HC Deb 26 June 1924 vol 175 cc574-5

asked the Under-Secretary of State for Air if he will give particulars of the conditions under which commissions are obtained from the ranks in the Royal Air Force: if it has been decided that commissions shall be given to non-commissioned pilots: whether such commissions will be open to competition among the non-commissioned officer pilots at home and abroad: and if such commissions are permanent?


As the reply is rather long, T will, with the hon. and gallant Member's permission, circulate it in the OFFICIAL REPORT.

Following is the reply:

A limited number of boys enlisted as aircraft apprentices who have completed three years' training as such are selected twice a year by the Air Council for cadetships at the Royal Air Force Cadet College, with a view to qualification for permanent commissions in the general duties branch of the Royal Air Force. In addition, non-commissioned officer pilots may be specially recommended for permanent commissions in the general duties branch by air officers commanding at home or abroad, provided that (1) they are qualified and employed as pilots, (2) they are not less than 21 years of age, (3) they are considered likely to make efficient officers in every respect, (4) they have reached a certain educational standard.
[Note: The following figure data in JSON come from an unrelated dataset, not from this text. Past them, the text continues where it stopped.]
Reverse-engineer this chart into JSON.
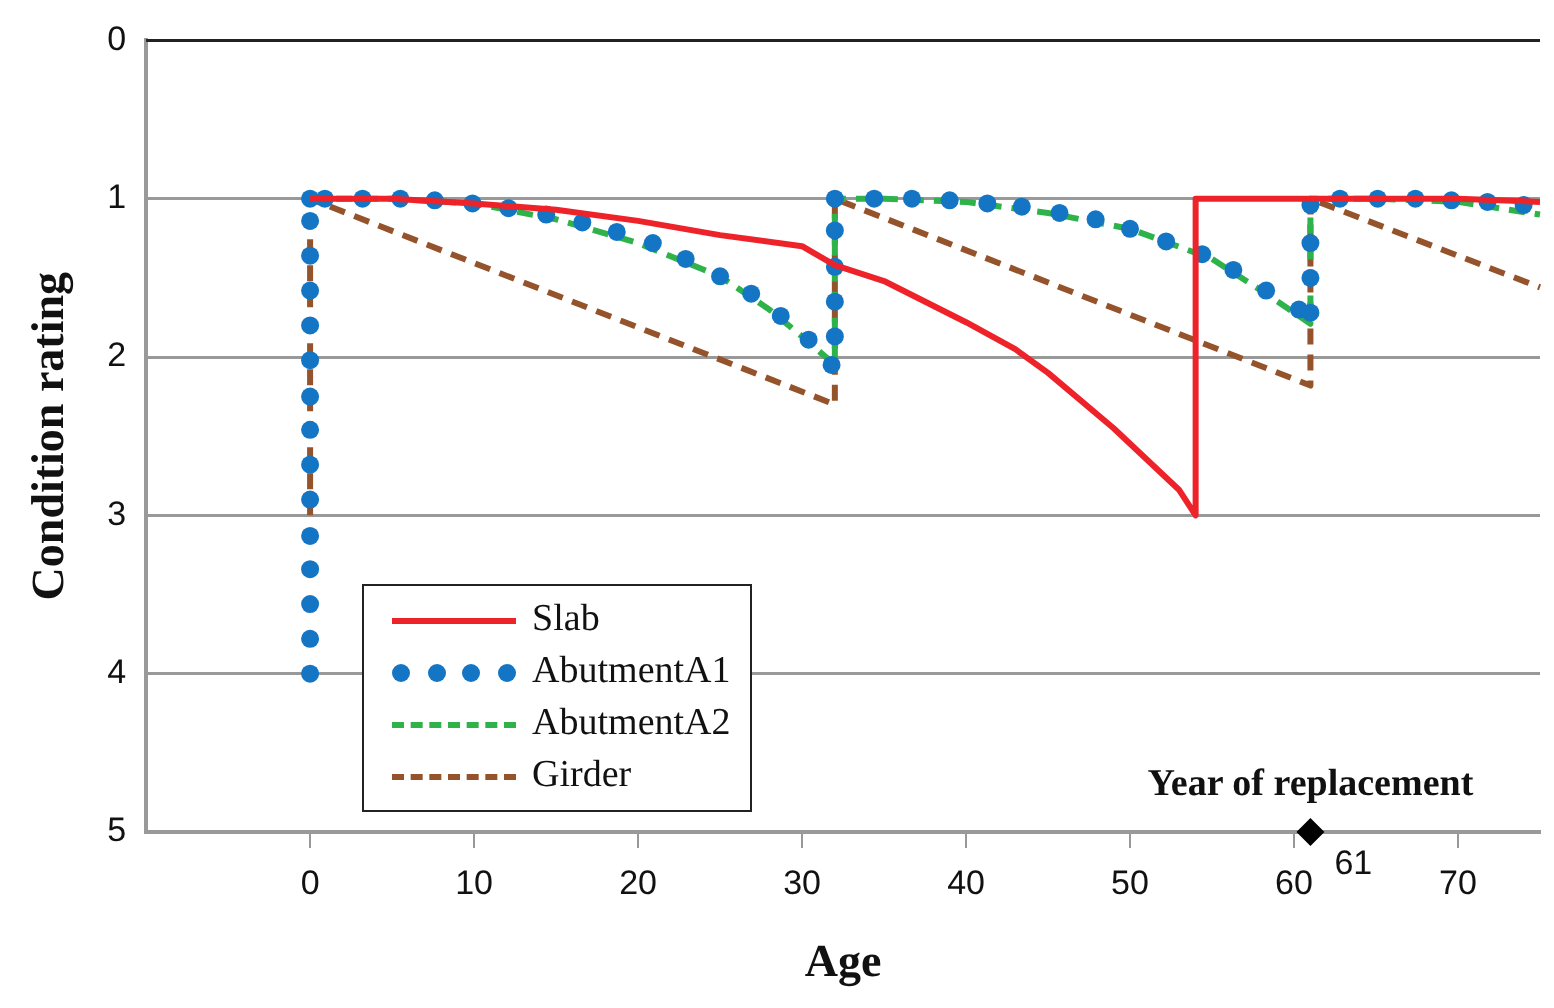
{
  "chart_data": {
    "type": "line",
    "xlabel": "Age",
    "ylabel": "Condition rating",
    "xlim": [
      -10,
      75
    ],
    "xticks": [
      0,
      10,
      20,
      30,
      40,
      50,
      60,
      70
    ],
    "ylim": [
      5,
      0
    ],
    "yticks": [
      0,
      1,
      2,
      3,
      4,
      5
    ],
    "grid": "y",
    "legend": "bottom left",
    "annotations": [
      {
        "text": "Year of replacement",
        "x": 61,
        "y": 5
      },
      {
        "text": "61",
        "x": 61,
        "y": 5
      }
    ],
    "series": [
      {
        "name": "Slab",
        "color": "#ee2229",
        "line_style": "solid",
        "marker": "none",
        "x": [
          0,
          5,
          10,
          15,
          20,
          25,
          30,
          32,
          35,
          40,
          43,
          45,
          49,
          53,
          54,
          54,
          55,
          60,
          70,
          75
        ],
        "values": [
          1,
          1,
          1.03,
          1.07,
          1.14,
          1.23,
          1.3,
          1.42,
          1.52,
          1.78,
          1.95,
          2.1,
          2.45,
          2.84,
          3,
          1,
          1,
          1,
          1,
          1.02
        ]
      },
      {
        "name": "AbutmentA1",
        "type": "scatter",
        "color": "#1375c4",
        "marker": "circle",
        "x": [
          0,
          0,
          0,
          0,
          0,
          0,
          0,
          0,
          0,
          0,
          0,
          0,
          0,
          0,
          0,
          0.9,
          3.2,
          5.5,
          7.6,
          9.9,
          12.1,
          14.4,
          16.6,
          18.7,
          20.9,
          22.9,
          25,
          26.9,
          28.7,
          30.4,
          31.8,
          32,
          32,
          32,
          32,
          32,
          34.4,
          36.7,
          39,
          41.3,
          43.4,
          45.7,
          47.9,
          50,
          52.2,
          54.4,
          56.3,
          58.3,
          60.3,
          61,
          61,
          61,
          61,
          62.8,
          65.1,
          67.4,
          69.6,
          71.8,
          74
        ],
        "values": [
          4,
          3.78,
          3.56,
          3.34,
          3.13,
          2.9,
          2.68,
          2.46,
          2.25,
          2.02,
          1.8,
          1.58,
          1.36,
          1.14,
          1,
          1,
          1,
          1,
          1.01,
          1.03,
          1.06,
          1.1,
          1.15,
          1.21,
          1.28,
          1.38,
          1.49,
          1.6,
          1.74,
          1.89,
          2.05,
          1.87,
          1.65,
          1.43,
          1.2,
          1,
          1,
          1,
          1.01,
          1.03,
          1.05,
          1.09,
          1.13,
          1.19,
          1.27,
          1.35,
          1.45,
          1.58,
          1.7,
          1.72,
          1.5,
          1.28,
          1.04,
          1,
          1,
          1,
          1.01,
          1.02,
          1.04
        ]
      },
      {
        "name": "AbutmentA2",
        "color": "#2fb24a",
        "line_style": "dashed",
        "marker": "none",
        "x": [
          0,
          5,
          10,
          15,
          20,
          25,
          28,
          30,
          32,
          32,
          35,
          40,
          45,
          50,
          55,
          58,
          60,
          61,
          61,
          65,
          70,
          75
        ],
        "values": [
          1,
          1,
          1.03,
          1.13,
          1.28,
          1.49,
          1.7,
          1.87,
          2.05,
          1,
          1,
          1.02,
          1.09,
          1.19,
          1.38,
          1.58,
          1.72,
          1.79,
          1,
          1,
          1.02,
          1.1
        ]
      },
      {
        "name": "Girder",
        "color": "#95532c",
        "line_style": "dashed",
        "marker": "none",
        "x": [
          0,
          0,
          32,
          32,
          61,
          61,
          75
        ],
        "values": [
          3,
          1,
          2.3,
          1,
          2.18,
          1,
          1.56
        ]
      },
      {
        "type": "scatter",
        "color": "#000000",
        "marker": "diamond",
        "x": [
          61
        ],
        "values": [
          5
        ]
      }
    ]
  }
}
A third avenue to promotion to commissioned rank is that open to warrant officers of the medical branch, who may be specially recommended for permanent commissions as medical quartermasters under conditions similar to those in force in the Army. I would add, as regards the second of the above three classes of candidates for commissions, that it is the intention of the Air Council to limit the award of commissions to a very small number of outstanding recommended candidates until more experience of the working of the scheme has been gained.